Well if it isn't Thursday again. In the news: Potential movement (for real, though) on the Scarborough subway extension, experts say Canadian cities like ours probably need to upgrade their storm systems, Wheel-Trans was watching you (in a bad way) but now they're not, and GO Transit is giving $100 in Presto money to some of its passengers stranded on a train Monday.
There may actually be movement on a firm deal to build a subway extension in Scarborough. Despite the provincial transit agency Metrolinx stating last week that the city would be on its own if it wanted the subway, the Ontario government and the City of Toronto are apparently in talks to push ahead with it, and to cancel the previously approved light-rail line.

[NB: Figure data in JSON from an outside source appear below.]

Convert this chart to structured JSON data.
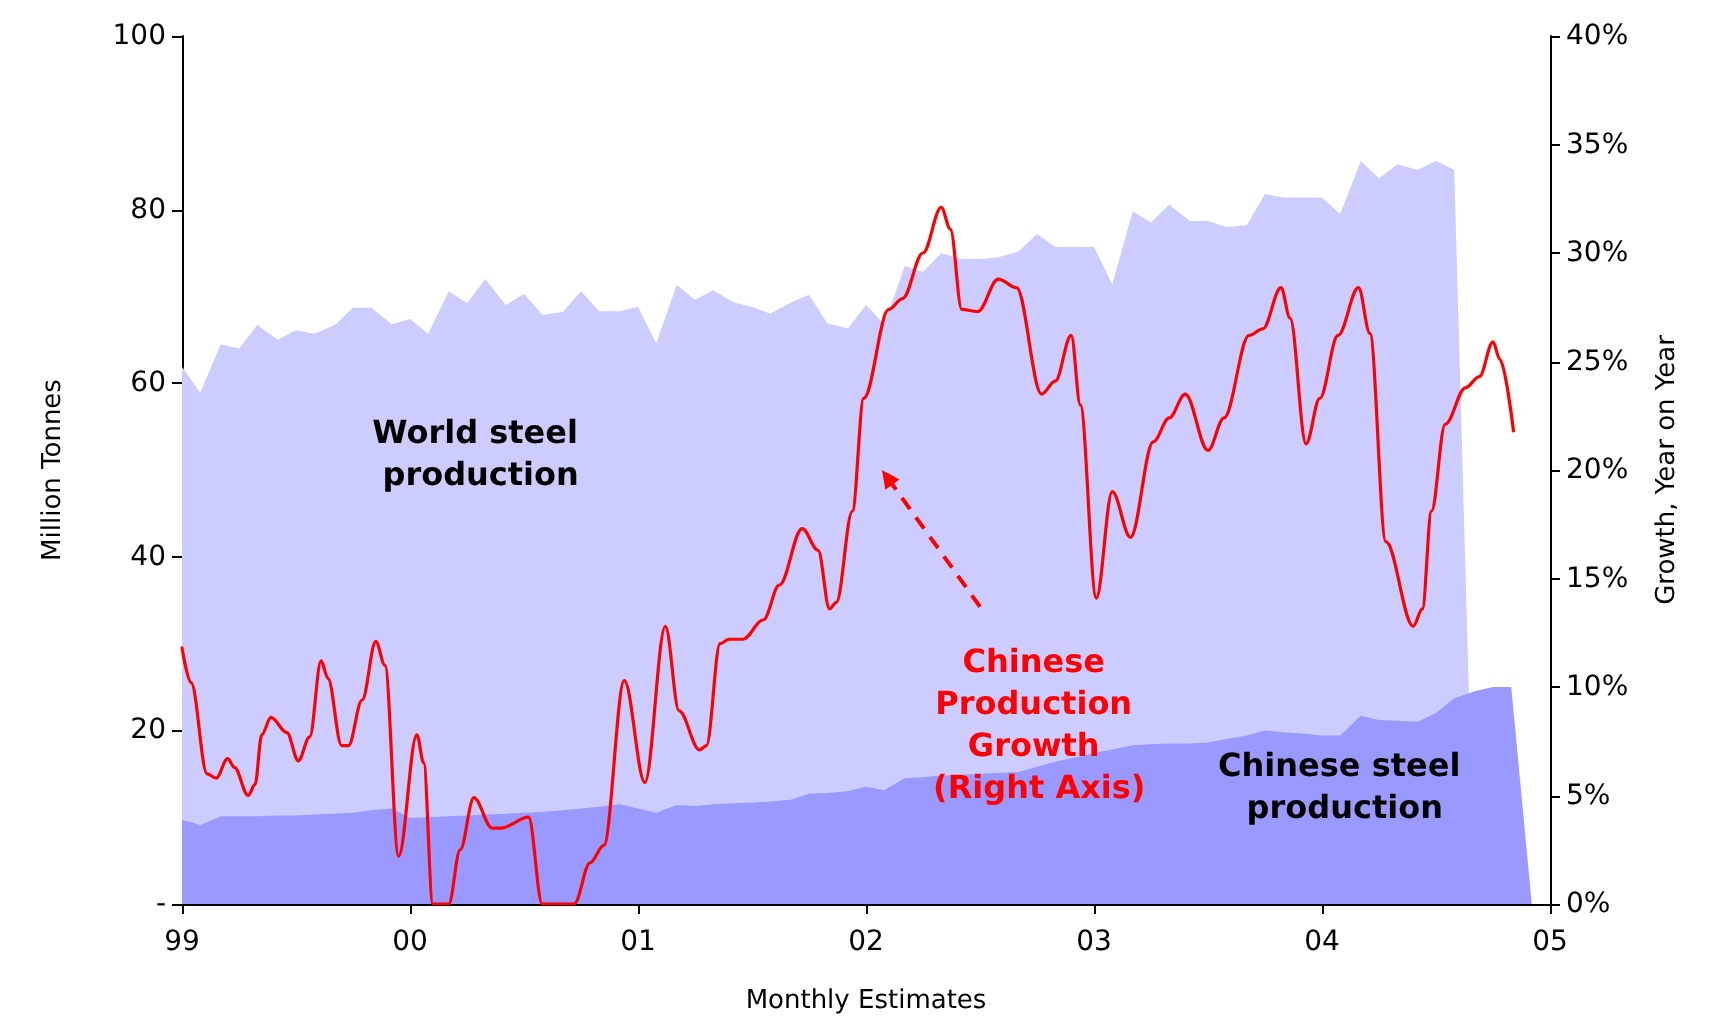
{
  "chart_data": {
    "type": "area",
    "xlabel": "Monthly Estimates",
    "ylabel": "Million Tonnes",
    "y2label": "Growth, Year on Year",
    "x": [
      1999,
      1999.08,
      1999.17,
      1999.25,
      1999.33,
      1999.42,
      1999.5,
      1999.58,
      1999.67,
      1999.75,
      1999.83,
      1999.92,
      2000,
      2000.08,
      2000.17,
      2000.25,
      2000.33,
      2000.42,
      2000.5,
      2000.58,
      2000.67,
      2000.75,
      2000.83,
      2000.92,
      2001,
      2001.08,
      2001.17,
      2001.25,
      2001.33,
      2001.42,
      2001.5,
      2001.58,
      2001.67,
      2001.75,
      2001.83,
      2001.92,
      2002,
      2002.08,
      2002.17,
      2002.25,
      2002.33,
      2002.42,
      2002.5,
      2002.58,
      2002.67,
      2002.75,
      2002.83,
      2002.92,
      2003,
      2003.08,
      2003.17,
      2003.25,
      2003.33,
      2003.42,
      2003.5,
      2003.58,
      2003.67,
      2003.75,
      2003.83,
      2003.92,
      2004,
      2004.08,
      2004.17,
      2004.25,
      2004.33,
      2004.42,
      2004.5,
      2004.58,
      2004.67,
      2004.75,
      2004.83,
      2004.92
    ],
    "series": [
      {
        "name": "World steel production",
        "color": "#ccccff",
        "values": [
          61.9,
          58.9,
          64.5,
          64,
          66.7,
          65,
          66.1,
          65.7,
          66.7,
          68.7,
          68.7,
          66.8,
          67.4,
          65.7,
          70.6,
          69.2,
          72,
          69,
          70.3,
          67.9,
          68.2,
          70.6,
          68.3,
          68.3,
          68.8,
          64.6,
          71.3,
          69.6,
          70.7,
          69.3,
          68.8,
          68,
          69.3,
          70.2,
          66.9,
          66.3,
          69,
          66.8,
          73.5,
          72.8,
          75,
          74.3,
          74.3,
          74.5,
          75.2,
          77.2,
          75.7,
          75.7,
          75.7,
          71.4,
          79.8,
          78.5,
          80.6,
          78.7,
          78.7,
          78,
          78.2,
          81.8,
          81.4,
          81.4,
          81.4,
          79.5,
          85.6,
          83.6,
          85.2,
          84.6,
          85.6,
          84.6,
          0,
          null,
          null,
          null
        ]
      },
      {
        "name": "Chinese steel production",
        "color": "#9999ff",
        "values": [
          9.7,
          9.1,
          10.1,
          10.1,
          10.1,
          10.2,
          10.2,
          10.3,
          10.4,
          10.5,
          10.8,
          11,
          9.9,
          10,
          10.1,
          10.2,
          10.3,
          10.4,
          10.5,
          10.6,
          10.8,
          11,
          11.2,
          11.5,
          11,
          10.5,
          11.4,
          11.3,
          11.5,
          11.6,
          11.7,
          11.8,
          12,
          12.7,
          12.8,
          13,
          13.5,
          13.1,
          14.5,
          14.6,
          14.8,
          14.9,
          15,
          15.1,
          15.2,
          15.8,
          16.4,
          16.9,
          17.4,
          17.8,
          18.3,
          18.4,
          18.5,
          18.5,
          18.6,
          19,
          19.4,
          20,
          19.8,
          19.6,
          19.4,
          19.4,
          21.7,
          21.2,
          21.1,
          21,
          22,
          23.7,
          24.5,
          25,
          25,
          0
        ]
      },
      {
        "name": "Chinese Production Growth (Right Axis)",
        "type": "line",
        "axis": "y2",
        "color": "#ff0000",
        "x": [
          1999,
          1999.04,
          1999.11,
          1999.15,
          1999.2,
          1999.23,
          1999.29,
          1999.32,
          1999.35,
          1999.39,
          1999.46,
          1999.51,
          1999.56,
          1999.61,
          1999.64,
          1999.7,
          1999.73,
          1999.79,
          1999.85,
          1999.89,
          1999.95,
          2000.03,
          2000.06,
          2000.1,
          2000.17,
          2000.22,
          2000.28,
          2000.36,
          2000.4,
          2000.52,
          2000.58,
          2000.72,
          2000.79,
          2000.85,
          2000.94,
          2001.03,
          2001.12,
          2001.18,
          2001.27,
          2001.3,
          2001.36,
          2001.4,
          2001.46,
          2001.55,
          2001.62,
          2001.72,
          2001.79,
          2001.84,
          2001.87,
          2001.94,
          2001.99,
          2002.1,
          2002.16,
          2002.25,
          2002.33,
          2002.37,
          2002.42,
          2002.49,
          2002.58,
          2002.66,
          2002.77,
          2002.83,
          2002.9,
          2002.94,
          2003.01,
          2003.08,
          2003.16,
          2003.26,
          2003.33,
          2003.4,
          2003.5,
          2003.57,
          2003.68,
          2003.74,
          2003.82,
          2003.86,
          2003.93,
          2003.99,
          2004.07,
          2004.16,
          2004.21,
          2004.28,
          2004.4,
          2004.44,
          2004.48,
          2004.54,
          2004.63,
          2004.69,
          2004.75,
          2004.78,
          2004.84
        ],
        "values": [
          11.8,
          10.2,
          6,
          5.8,
          6.7,
          6.3,
          5,
          5.5,
          7.8,
          8.6,
          7.9,
          6.6,
          7.7,
          11.2,
          10.4,
          7.3,
          7.3,
          9.4,
          12.1,
          11,
          2.2,
          7.8,
          6.5,
          0,
          0,
          2.5,
          4.9,
          3.5,
          3.5,
          4,
          0,
          0,
          1.9,
          2.7,
          10.3,
          5.6,
          12.8,
          8.9,
          7.1,
          7.3,
          12,
          12.2,
          12.2,
          13.1,
          14.7,
          17.3,
          16.3,
          13.6,
          13.9,
          18.1,
          23.3,
          27.4,
          27.9,
          30,
          32.1,
          31.1,
          27.4,
          27.3,
          28.8,
          28.4,
          23.5,
          24.1,
          26.2,
          23,
          14.1,
          19,
          16.9,
          21.3,
          22.4,
          23.5,
          20.9,
          22.4,
          26.2,
          26.5,
          28.4,
          27,
          21.2,
          23.3,
          26.2,
          28.4,
          26.3,
          16.7,
          12.8,
          13.6,
          18.1,
          22.1,
          23.8,
          24.3,
          25.9,
          25.1,
          21.8
        ]
      }
    ],
    "xlim": [
      1999,
      2005
    ],
    "xticks": [
      {
        "value": 1999,
        "label": "99"
      },
      {
        "value": 2000,
        "label": "00"
      },
      {
        "value": 2001,
        "label": "01"
      },
      {
        "value": 2002,
        "label": "02"
      },
      {
        "value": 2003,
        "label": "03"
      },
      {
        "value": 2004,
        "label": "04"
      },
      {
        "value": 2005,
        "label": "05"
      }
    ],
    "ylim": [
      0,
      100
    ],
    "yticks": [
      {
        "value": 0,
        "label": "-"
      },
      20,
      40,
      60,
      80,
      100
    ],
    "y2lim": [
      0,
      40
    ],
    "y2ticks": [
      {
        "value": 0,
        "label": "0%"
      },
      {
        "value": 5,
        "label": "5%"
      },
      {
        "value": 10,
        "label": "10%"
      },
      {
        "value": 15,
        "label": "15%"
      },
      {
        "value": 20,
        "label": "20%"
      },
      {
        "value": 25,
        "label": "25%"
      },
      {
        "value": 30,
        "label": "30%"
      },
      {
        "value": 35,
        "label": "35%"
      },
      {
        "value": 40,
        "label": "40%"
      }
    ],
    "grid": false,
    "legend": false,
    "marker": "none",
    "line_style": "solid"
  }
}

Engineers and municipal planners say that this week’s storms in Toronto, as well as the floods that happened last month in Southern Alberta, demonstrate that superior urban storm systems are needed in Canadian cities—ones that take into account the anticipated increase in severe weather occurrences. Fun.
A sketchy transit surveillance program that you almost certainly didn’t know existed has been suspended. Apparently, surveillance cameras were added to Wheel-Trans vehicles between 2006 and 2008 as a means of increasing safety. Two years later, the cameras began to be used as a way to determine if passengers were legitimately disabled, or just pretending to be. You’ve never heard of it because the so-called “Questionable Rider” program came about, apparently, without any public consultation. And now it’s over. It’s kinda like when your friend tells you they swiped your phone to see if you would notice, but you didn’t, and you feel weird and violated, but also relieved.
GO Transit is giving money to riders who were stuck on the Richmond Hill train that got flooded and stalled during Monday night’s storm. It’s not cold hard cash, mind you, but $100 in credit on their Presto cards, or, if they don’t yet have a card, a chance to get one filled with $100.